Gezien mijn lange fascinatie en bekendheid met de heilige krachtplaatsen, zou je je kunnen afvragen wat mijn filosofie over hen is. Ik denk dat het zeer nuttig is voor mensen om pelgrimstochten te maken naar heilige plaatsen vanwege de transformerende krachten die hen ter beschikking staan. Deze legendarische plaatsen hebben het mysterieuze vermogen om de kwaliteiten van mededogen, wijsheid, gemoedsrust en respect voor de aarde bij bezoekers te wekken en te katalyseren. De ontwikkeling van deze eigenschappen bij een toenemend aantal menselijke soorten is van vitaal belang, gezien de talrijke milieu- en sociale problemen die zich in de wereld voordoen. Aan de basis van al deze problemen kan menselijke onwetendheid liggen. Veel mensen hebben geen contact met zichzelf (zowel hun lichaam als de diepere staten van spiritueel bewustzijn), hun medemensen en de aarde waarop ze leven. Heilige plaatsen en hun subtiele invloedsgebieden kunnen helpen bij het ontwaken en transformeren van het menselijk bewustzijn en daardoor bij het helen van de aarde.

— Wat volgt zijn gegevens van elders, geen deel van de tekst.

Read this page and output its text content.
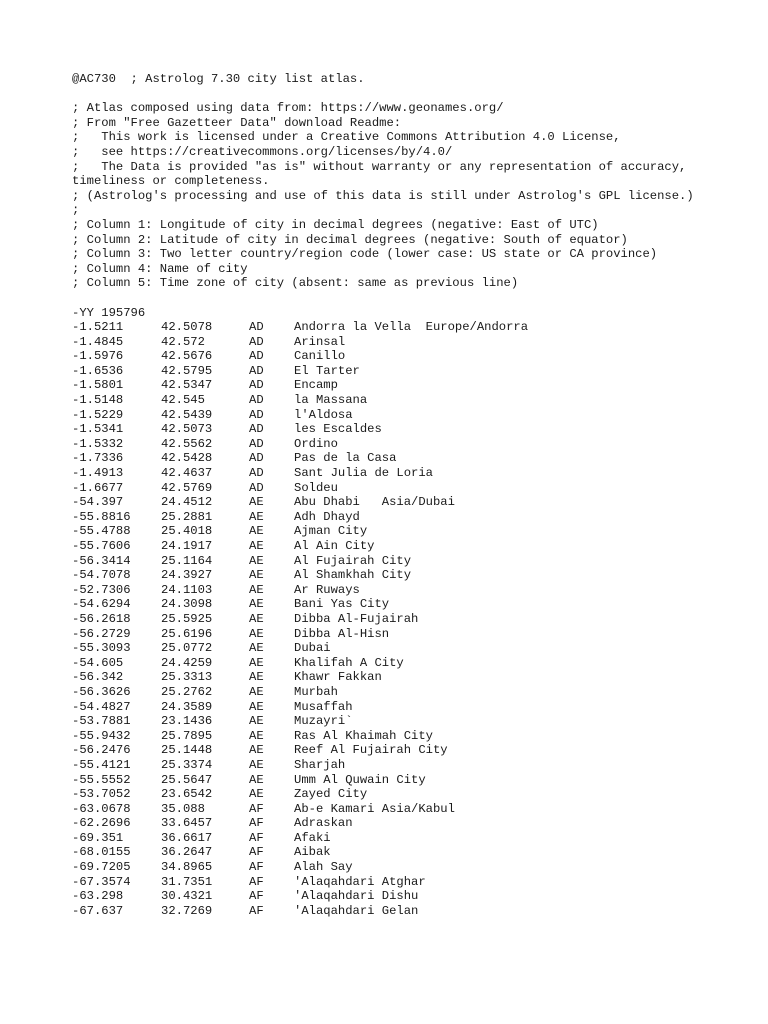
@AC730  ; Astrolog 7.30 city list atlas.
; Atlas composed using data from: https://www.geonames.org/
; From "Free Gazetteer Data" download Readme:
;   This work is licensed under a Creative Commons Attribution 4.0 License,
;   see https://creativecommons.org/licenses/by/4.0/
;   The Data is provided "as is" without warranty or any representation of accuracy, timeliness or completeness.
; (Astrolog's processing and use of this data is still under Astrolog's GPL license.)
;
; Column 1: Longitude of city in decimal degrees (negative: East of UTC)
; Column 2: Latitude of city in decimal degrees (negative: South of equator)
; Column 3: Two letter country/region code (lower case: US state or CA province)
; Column 4: Name of city
; Column 5: Time zone of city (absent: same as previous line)
-YY 195796
-1.5211	42.5078	AD Andorra la Vella  Europe/Andorra
-1.4845	42.572	AD Arinsal
-1.5976	42.5676	AD Canillo
-1.6536	42.5795	AD El Tarter
-1.5801	42.5347	AD Encamp
-1.5148	42.545	AD la Massana
-1.5229	42.5439	AD l'Aldosa
-1.5341	42.5073	AD les Escaldes
-1.5332	42.5562	AD Ordino
-1.7336	42.5428	AD Pas de la Casa
-1.4913	42.4637	AD Sant Julia de Loria
-1.6677	42.5769	AD Soldeu
-54.397	24.4512	AE Abu Dhabi   Asia/Dubai
-55.8816 25.2881	AE Adh Dhayd
-55.4788 25.4018	AE Ajman City
-55.7606 24.1917	AE Al Ain City
-56.3414 25.1164	AE Al Fujairah City
-54.7078 24.3927	AE Al Shamkhah City
-52.7306 24.1103	AE Ar Ruways
-54.6294 24.3098	AE Bani Yas City
-56.2618 25.5925	AE Dibba Al-Fujairah
-56.2729 25.6196	AE Dibba Al-Hisn
-55.3093 25.0772	AE Dubai
-54.605	24.4259	AE Khalifah A City
-56.342	25.3313	AE Khawr Fakkan
-56.3626 25.2762	AE Murbah
-54.4827 24.3589	AE Musaffah
-53.7881 23.1436	AE Muzayri`
-55.9432 25.7895	AE Ras Al Khaimah City
-56.2476 25.1448	AE Reef Al Fujairah City
-55.4121 25.3374	AE Sharjah
-55.5552 25.5647	AE Umm Al Quwain City
-53.7052 23.6542	AE Zayed City
-63.0678 35.088	AF Ab-e Kamari Asia/Kabul
-62.2696 33.6457	AF Adraskan
-69.351	36.6617	AF Afaki
-68.0155 36.2647	AF Aibak
-69.7205 34.8965	AF Alah Say
-67.3574 31.7351	AF 'Alaqahdari Atghar
-63.298	30.4321	AF 'Alaqahdari Dishu
-67.637	32.7269	AF 'Alaqahdari Gelan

Laat me tot slot nog een paar woorden zeggen over hoe we de heilige plaatsen kunnen benaderen en ervan kunnen profiteren. De ervaring van een heilige plaats begint eigenlijk al lang voordat een pelgrim op de plek arriveert. Kies eerst een deel van de wereld waarvan u de krachtplekken wilt verkennen. Raadpleeg vervolgens de bibliografie aan het einde van dit boek of op mijn website SacredSites.com, die u de namen zal geven van boeken over heilige sites in de regio van uw interesse. Lees in de maanden voorafgaand aan uw reis over de plaatsen die u zult bezoeken en begin er in uw verbeelding naar toe te reizen.

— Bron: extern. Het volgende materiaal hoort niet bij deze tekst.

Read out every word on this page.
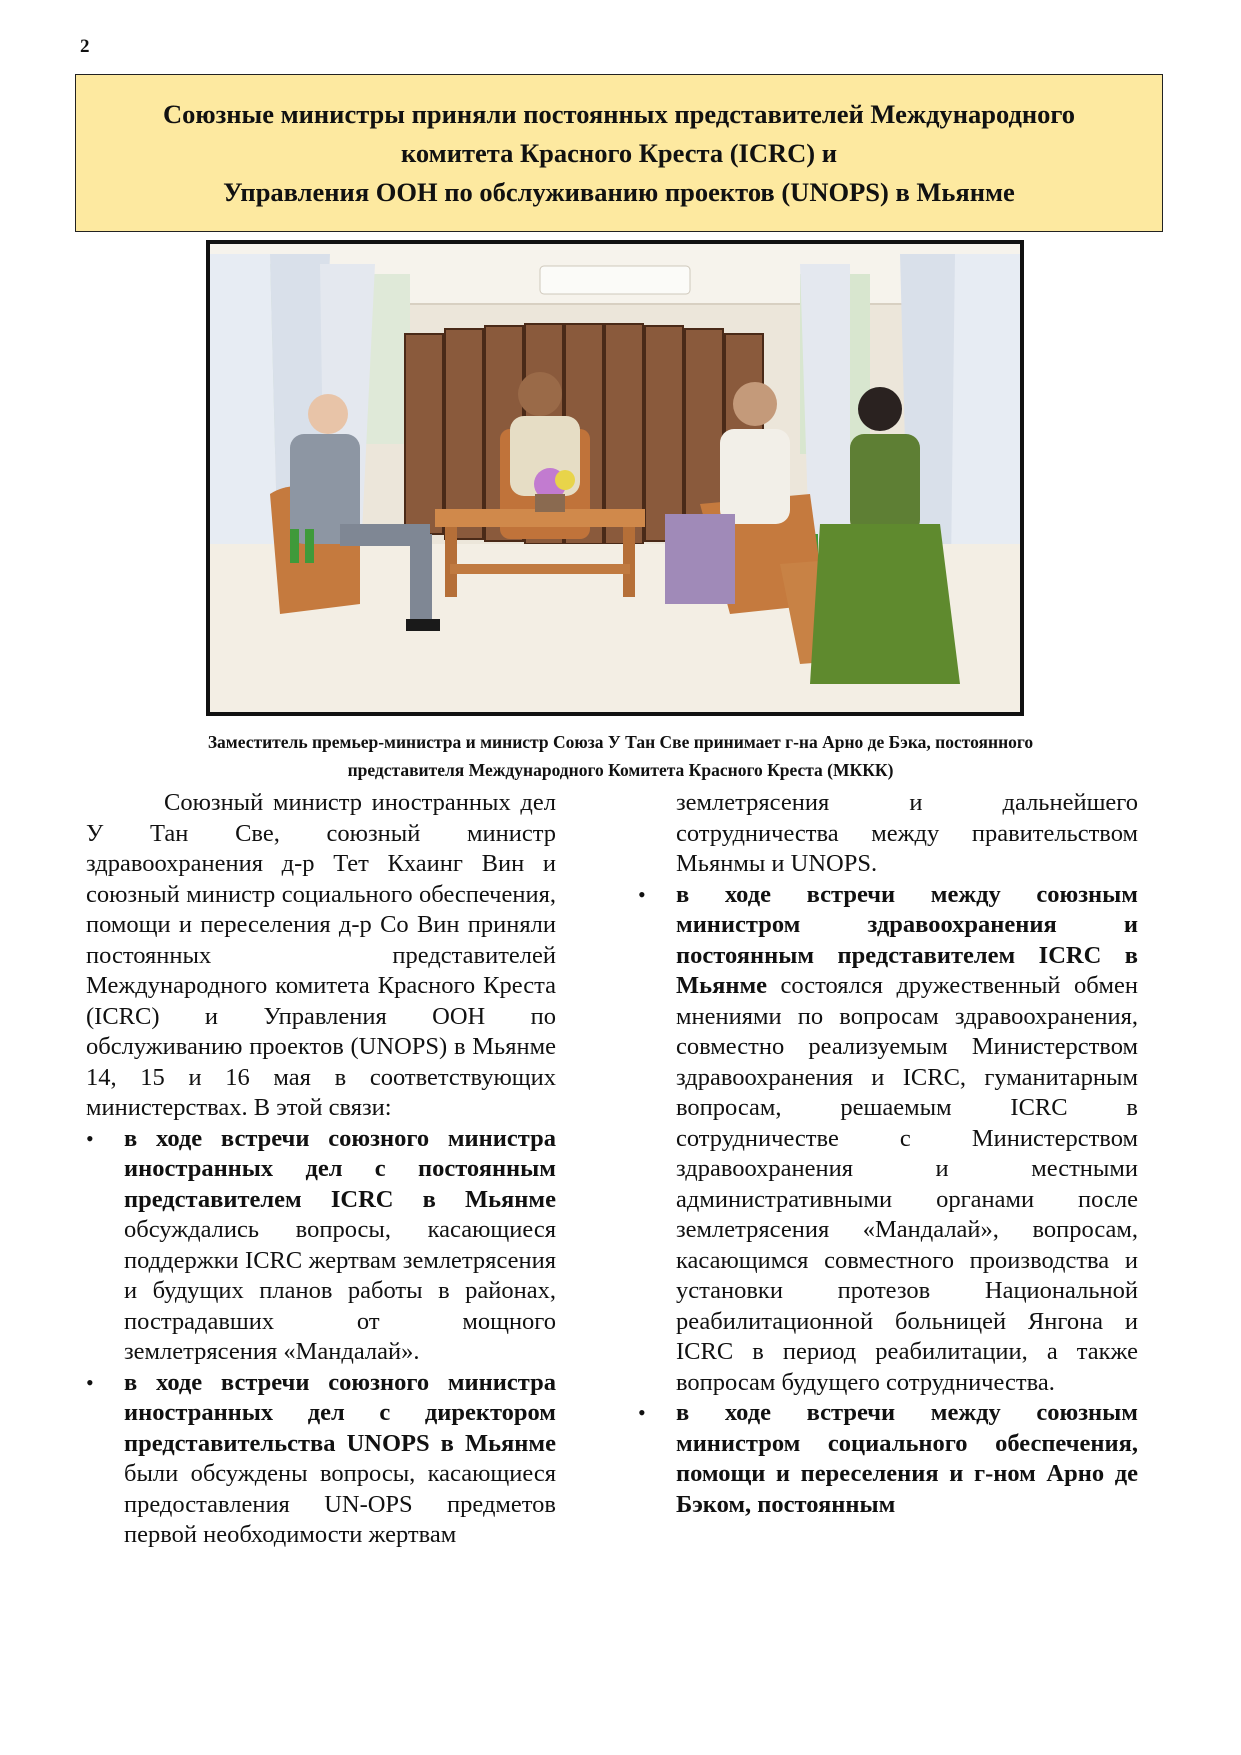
2
Союзные министры приняли постоянных представителей Международного
комитета Красного Креста (ICRC) и
Управления ООН по обслуживанию проектов (UNOPS) в Мьянме
Заместитель премьер-министра и министр Союза У Тан Све принимает г-на Арно де Бэка, постоянного
представителя Международного Комитета Красного Креста (МККК)

Союзный министр иностранных дел У Тан Све, союзный министр здравоохранения д-р Тет Кхаинг Вин и союзный министр социального обеспечения, помощи и переселения д-р Со Вин приняли постоянных представителей Международного комитета Красного Креста (ICRC) и Управления ООН по обслуживанию проектов (UNOPS) в Мьянме 14, 15 и 16 мая в соответствующих министерствах. В этой связи:

•	в ходе встречи союзного министра иностранных дел с постоянным представителем ICRC в Мьянме обсуждались вопросы, касающиеся поддержки ICRC жертвам землетрясения и будущих планов работы в районах, пострадавших от мощного землетрясения «Мандалай».
•	в ходе встречи союзного министра иностранных дел с директором представительства UNOPS в Мьянме были обсуждены вопросы, касающиеся предоставления UN-OPS предметов первой необходимости жертвам
землетрясения и дальнейшего сотрудничества между правительством Мьянмы и UNOPS.
•	в ходе встречи между союзным министром здравоохранения и постоянным представителем ICRC в Мьянме состоялся дружественный обмен мнениями по вопросам здравоохранения, совместно реализуемым Министерством здравоохранения и ICRC, гуманитарным вопросам, решаемым ICRC в сотрудничестве с Министерством здравоохранения и местными административными органами после землетрясения «Мандалай», вопросам, касающимся совместного производства и установки протезов Национальной реабилитационной больницей Янгона и ICRC в период реабилитации, а также вопросам будущего сотрудничества.
•	в ходе встречи между союзным министром социального обеспечения, помощи и переселения и г-ном Арно де Бэком, постоянным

Wanneer je eindelijk de directe omgeving of stad van het pelgrimsoord bereikt, doe dan de bewuste mentale inspanning om het heiligdom te naderen met de gefocuste bedoeling dat je de kracht van de plaats gaat aansluiten zoals je een elektrisch apparaat op een stopcontact zou aansluiten. Deze metafoor is erg nuttig om te belichamen, omdat hij je in feite vatbaar maakt voor een intensere verbinding met de heilige plaats. Ga dan met een vrije en open geest naar de site. Misschien dwaal je eerst rond en mediteer je, of misschien is het andersom. Je kunt ook een dutje doen of bidden of spelen. Er zijn geen regels. Laat gewoon de geest van de plek en je eigen aanwezigheid in een relatie komen en laat het dan los, laat het zijn wat het ook is.

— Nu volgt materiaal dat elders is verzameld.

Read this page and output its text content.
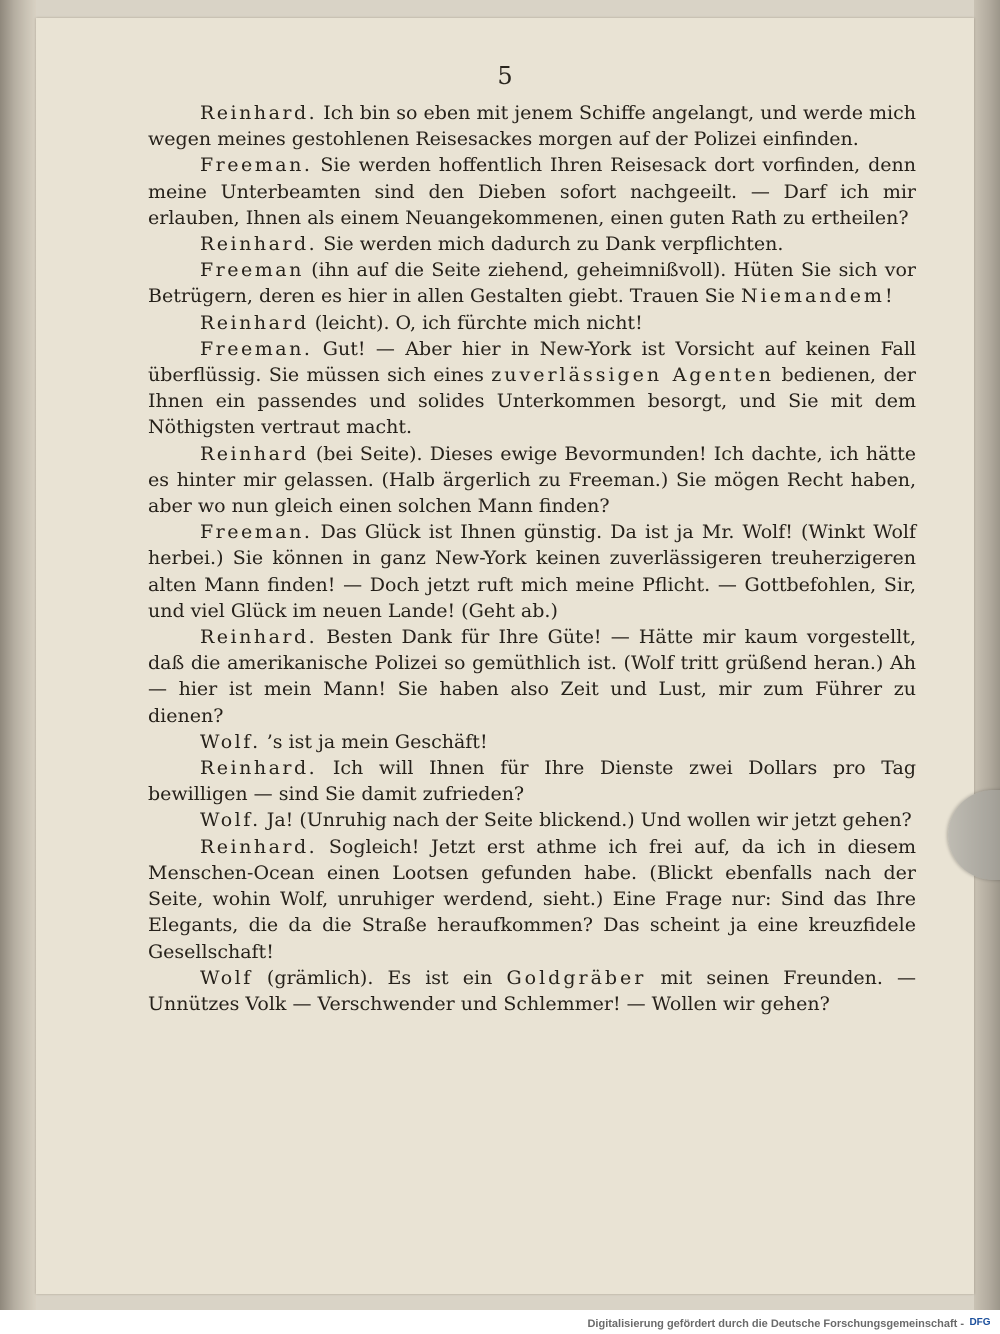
5

Reinhard. Ich bin so eben mit jenem Schiffe angelangt, und werde mich wegen meines gestohlenen Reisesackes morgen auf der Polizei einfinden.

Freeman. Sie werden hoffentlich Ihren Reisesack dort vorfinden, denn meine Unterbeamten sind den Dieben sofort nachgeeilt. — Darf ich mir erlauben, Ihnen als einem Neuangekommenen, einen guten Rath zu ertheilen?

Reinhard. Sie werden mich dadurch zu Dank verpflichten.

Freeman (ihn auf die Seite ziehend, geheimnißvoll). Hüten Sie sich vor Betrügern, deren es hier in allen Gestalten giebt. Trauen Sie Niemandem!

Reinhard (leicht). O, ich fürchte mich nicht!

Freeman. Gut! — Aber hier in New-York ist Vorsicht auf keinen Fall überflüssig. Sie müssen sich eines zuverlässigen Agenten bedienen, der Ihnen ein passendes und solides Unterkommen besorgt, und Sie mit dem Nöthigsten vertraut macht.

Reinhard (bei Seite). Dieses ewige Bevormunden! Ich dachte, ich hätte es hinter mir gelassen. (Halb ärgerlich zu Freeman.) Sie mögen Recht haben, aber wo nun gleich einen solchen Mann finden?

Freeman. Das Glück ist Ihnen günstig. Da ist ja Mr. Wolf! (Winkt Wolf herbei.) Sie können in ganz New-York keinen zuverlässigeren treuherzigeren alten Mann finden! — Doch jetzt ruft mich meine Pflicht. — Gottbefohlen, Sir, und viel Glück im neuen Lande! (Geht ab.)

Reinhard. Besten Dank für Ihre Güte! — Hätte mir kaum vorgestellt, daß die amerikanische Polizei so gemüthlich ist. (Wolf tritt grüßend heran.) Ah — hier ist mein Mann! Sie haben also Zeit und Lust, mir zum Führer zu dienen?

Wolf. ’s ist ja mein Geschäft!

Reinhard. Ich will Ihnen für Ihre Dienste zwei Dollars pro Tag bewilligen — sind Sie damit zufrieden?

Wolf. Ja! (Unruhig nach der Seite blickend.) Und wollen wir jetzt gehen?

Reinhard. Sogleich! Jetzt erst athme ich frei auf, da ich in diesem Menschen-Ocean einen Lootsen gefunden habe. (Blickt ebenfalls nach der Seite, wohin Wolf, unruhiger werdend, sieht.) Eine Frage nur: Sind das Ihre Elegants, die da die Straße heraufkommen? Das scheint ja eine kreuzfidele Gesellschaft!

Wolf (grämlich). Es ist ein Goldgräber mit seinen Freunden. — Unnützes Volk — Verschwender und Schlemmer! — Wollen wir gehen?

Digitalisierung gefördert durch die Deutsche Forschungsgemeinschaft - DFG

De energieoverdracht op de krachtplaatsen gaat beide kanten op: aarde naar mens en mens naar aarde. De wonderbaarlijk mooie levende aarde geeft ons mensen subtiele infusies van geest, en als pelgrims geven we de aarde in ruil daarvoor iets als planetaire acupunctuur. Het is waar dat de krachtplaatsen meestal in de oudheid werden ontdekt, maar ze blijven vandaag van vitaal belang en stralen nog steeds een krachtig veld van transformerende energie uit. Stel jezelf open voor deze kracht van kosmische gratie. Laat het je aanraken en leren, terwijl de planeet op zijn beurt wordt vereerd door je eigen liefde.